Is it enough? You have inspected and scanned your image. You deployed a runtime scanner to keep an eye on the running containers. But none of those methods guarantee that the image you have just pulled or started is the same you wanted to run. What if someone injected there some malicious code and you did not notice? In order to defend against such an attack, you have to somehow securely and confidently identify the image. There has to be some tool that guarantees us such confidence… and there is one!

The UpdateFramework and Notary

The key element that helps and in fact solves many of those concerns is The Update Framework (TUF) that describes the update system as “secure” if:

  • “it knows about the latest available updates in a timely manner,
  • any files it downloads are the correct files, and,
  • no harm results from checking or downloading files.”

(source: https://theupdateframework.github.io/security.html)

There are four principles defined by the framework that make it almost impossible to make a successful attack on such an update system.

1. The first principle is responsibility separation. In other words, there are a few different roles defined (that are used by e.g., the user or server) that are able to do different actions and use different keys for that purpose.

2. The next one is the multi-signature trust. This simply says that you need a fixed number of signatures which has to come together to perform certain actions, e.g., two developers using their keys to agree that a specific package is valid.

3. The third principle is explicit and implicit revocation. Explicit means that some parties come together and revoke another key, whereas implicit is when e.g., after some time, the repository may automatically revoke signing keys.

4. The last principle is to minimize individual key and role risks. As it says, the goal is to minimize the expected damage which can be defined by the probability of the event happening and its impact. So if there is a root role with a high impact on the system, the key it uses is kept offline.

The idea of TUF is to create and manage a set of metadata (signed by corresponding roles) that provide general information about the valid state of the repository at a specified time.

The next question is: How can Docker use this update framework, and what does it mean to you and me?  First of all, Docker already uses it in the Content Trust, which definition seems to answer our first question about image correctness. As per documentation:

“Content trust provides the ability to use digital signatures for data sent to and received from remote Docker registries. These signatures allow client-side verification of the integrity and publisher of specific image tags.”
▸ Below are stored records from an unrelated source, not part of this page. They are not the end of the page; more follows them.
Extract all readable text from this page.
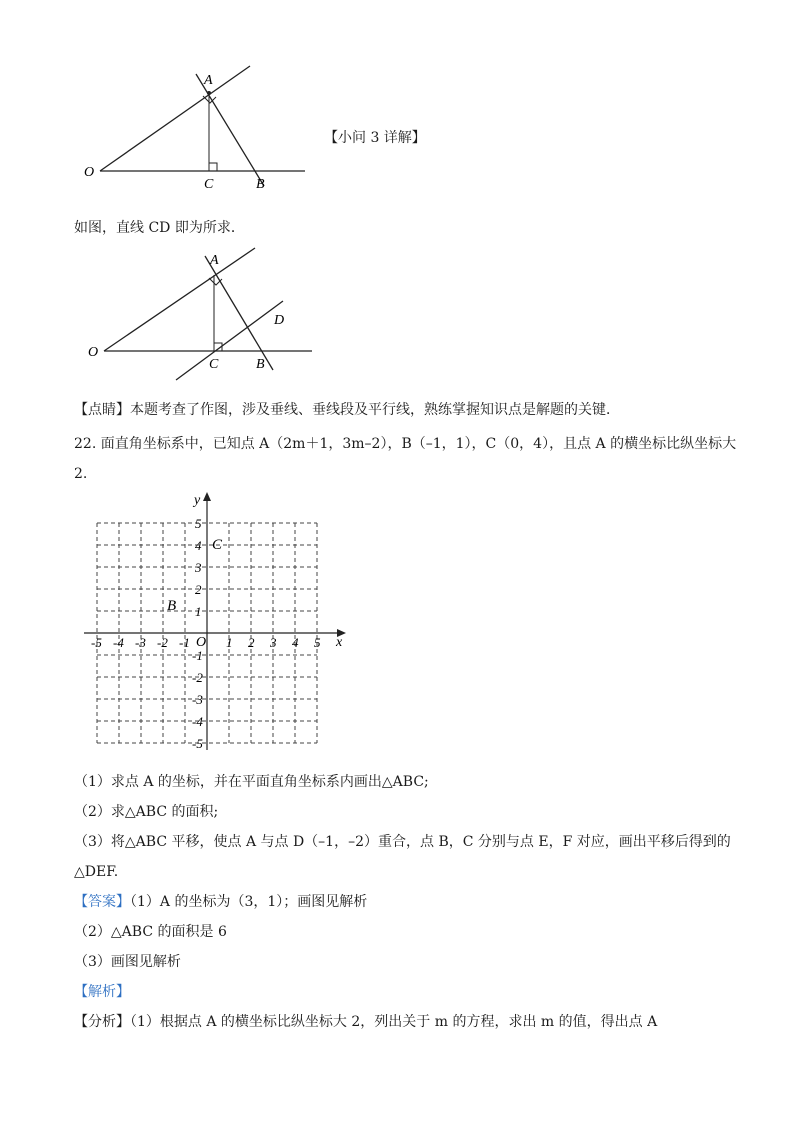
A
O
C	B
【小问 3 详解】
如图，直线 CD 即为所求．
A
O
C	B
D
【点睛】本题考查了作图，涉及垂线、垂线段及平行线，熟练掌握知识点是解题的关键．
22. 面直角坐标系中，已知点 A（2m＋1，3m–2），B（–1，1），C（0，4），且点 A 的横坐标比纵坐标大
2.
x
y
O
B
C
-5 -4 -3 -2 -1	1 2 3 4 5
5
4
3
2
1
-1
-2
-3
-4
-5
（1）求点 A 的坐标，并在平面直角坐标系内画出△ABC;
（2）求△ABC 的面积;
（3）将△ABC 平移，使点 A 与点 D（–1，–2）重合，点 B，C 分别与点 E，F 对应，画出平移后得到的
△DEF.
【答案】（1）A 的坐标为（3，1）；画图见解析
（2）△ABC 的面积是 6
（3）画图见解析
【解析】
【分析】（1）根据点 A 的横坐标比纵坐标大 2，列出关于 m 的方程，求出 m 的值，得出点 A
(source: https://docs.docker.com/engine/security/trust/content_trust)

To be more precise, Content Trust does not use TUF directly. Instead, it uses Notary, a tool created by Docker, which is an opinionated implementation of TUF. It keeps the TUF principles, so there are five roles (with corresponding keys), same as TUF defined, so we have:

·  a root role – it uses the most important key that is used to sign the root metadata, which specifies other roles, so it is strongly advised to keep it secure offline;

·  a snapshot role – this role signs snapshot metadata that contains information about file names, sizes, hashes of other (root, target and delegation) metadata files, so it ensures users about their integrity. It can be held by owner/admin or Notary service itself;

·  a timestamp role – using timestamp key Notary signs metadata file which guarantee the freshness of the trusted collection, because of short expiration time. Due to that fact it is kept by Notary service to automatically regenerate when it is outdated;

·  a targets role – it uses the targets key to sign the targets metadata file, with information about files in the collection (filenames, sizes and corresponding hashes) and it should be used to verify the integrity of the files inside the collection. The other usage of the targets key is to delegate trust to other peers using delegation roles.
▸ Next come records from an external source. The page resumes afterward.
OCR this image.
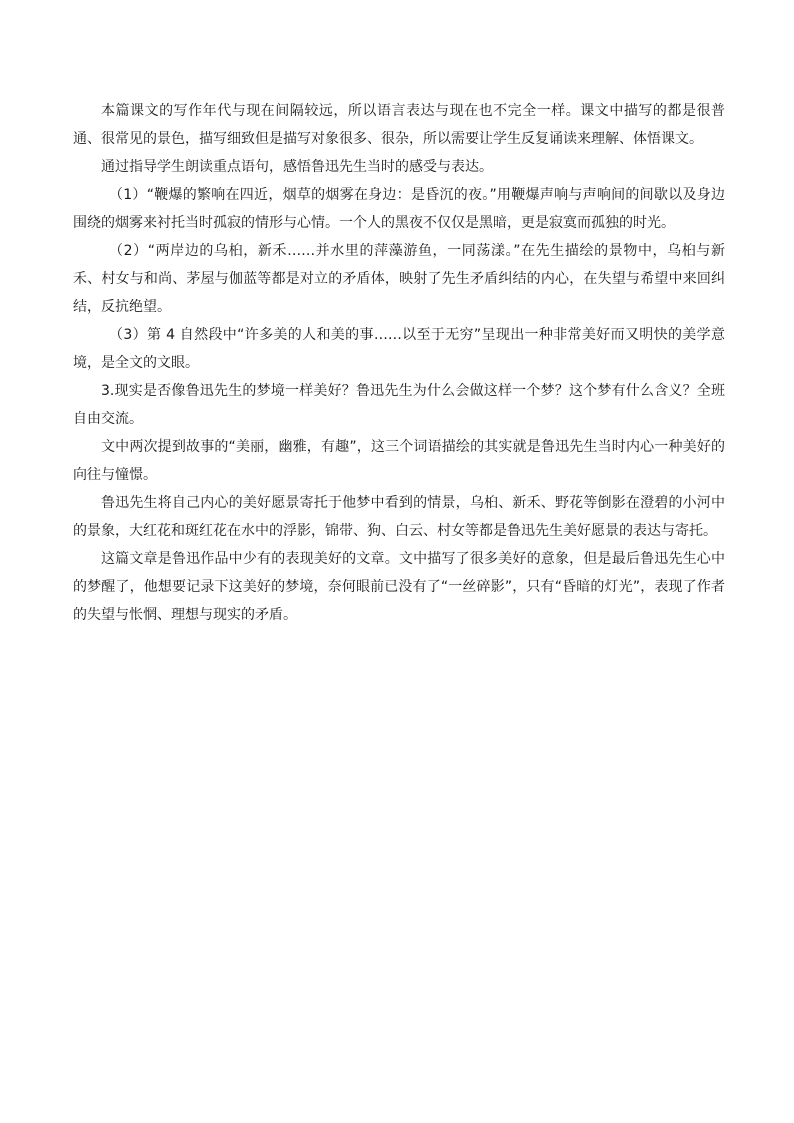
本篇课文的写作年代与现在间隔较远，所以语言表达与现在也不完全一样。课文中描写的都是很普通、很常见的景色，描写细致但是描写对象很多、很杂，所以需要让学生反复诵读来理解、体悟课文。

通过指导学生朗读重点语句，感悟鲁迅先生当时的感受与表达。

（1）“鞭爆的繁响在四近，烟草的烟雾在身边：是昏沉的夜。”用鞭爆声响与声响间的间歇以及身边围绕的烟雾来衬托当时孤寂的情形与心情。一个人的黑夜不仅仅是黑暗，更是寂寞而孤独的时光。

（2）“两岸边的乌桕，新禾……并水里的萍藻游鱼，一同荡漾。”在先生描绘的景物中，乌桕与新禾、村女与和尚、茅屋与伽蓝等都是对立的矛盾体，映射了先生矛盾纠结的内心，在失望与希望中来回纠结，反抗绝望。

（3）第 4 自然段中“许多美的人和美的事……以至于无穷”呈现出一种非常美好而又明快的美学意境，是全文的文眼。

3.现实是否像鲁迅先生的梦境一样美好？鲁迅先生为什么会做这样一个梦？这个梦有什么含义？全班自由交流。

文中两次提到故事的“美丽，幽雅，有趣”，这三个词语描绘的其实就是鲁迅先生当时内心一种美好的向往与憧憬。

鲁迅先生将自己内心的美好愿景寄托于他梦中看到的情景，乌桕、新禾、野花等倒影在澄碧的小河中的景象，大红花和斑红花在水中的浮影，锦带、狗、白云、村女等都是鲁迅先生美好愿景的表达与寄托。

这篇文章是鲁迅作品中少有的表现美好的文章。文中描写了很多美好的意象，但是最后鲁迅先生心中的梦醒了，他想要记录下这美好的梦境，奈何眼前已没有了“一丝碎影”，只有“昏暗的灯光”，表现了作者的失望与怅惘、理想与现实的矛盾。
·  a delegation role – which is pretty similar to the targets role but instead of the whole content of the repository those keys ensure integrity of some (or sometimes all) of the actual content. They also can be used to delegate trust to other collaborators via lower level delegation roles.

All this metadata can be pulled or pushed to the Notary service. There are two components in the Notary service – server and signer. The server is responsible for storing the metadata (those files generated by the TUF framework underneath) for trusted collections in an associated database, generating the timestamp metadata, and the most important validating any uploaded metadata.

Notary signer stores private keys (this way they are not kept in the Notary server) and in case of a request from the Notary server it signs metadata for it. In addition, there is a Notary CLI that helps you to manage trusted collections and supports Content Trust with additional functionality. The basic interaction between client, server, and service can be described as: When the client wants to upload new metadata, after authentication (if required) metadata is validated by the server, which generates timestamp metadata (and sometimes snapshot based on what has changed) and sends it to the Notary signer for signing. After that server stores the client metadata, timestamp, and snapshot metadata which ensures that client files are the most recent and valid.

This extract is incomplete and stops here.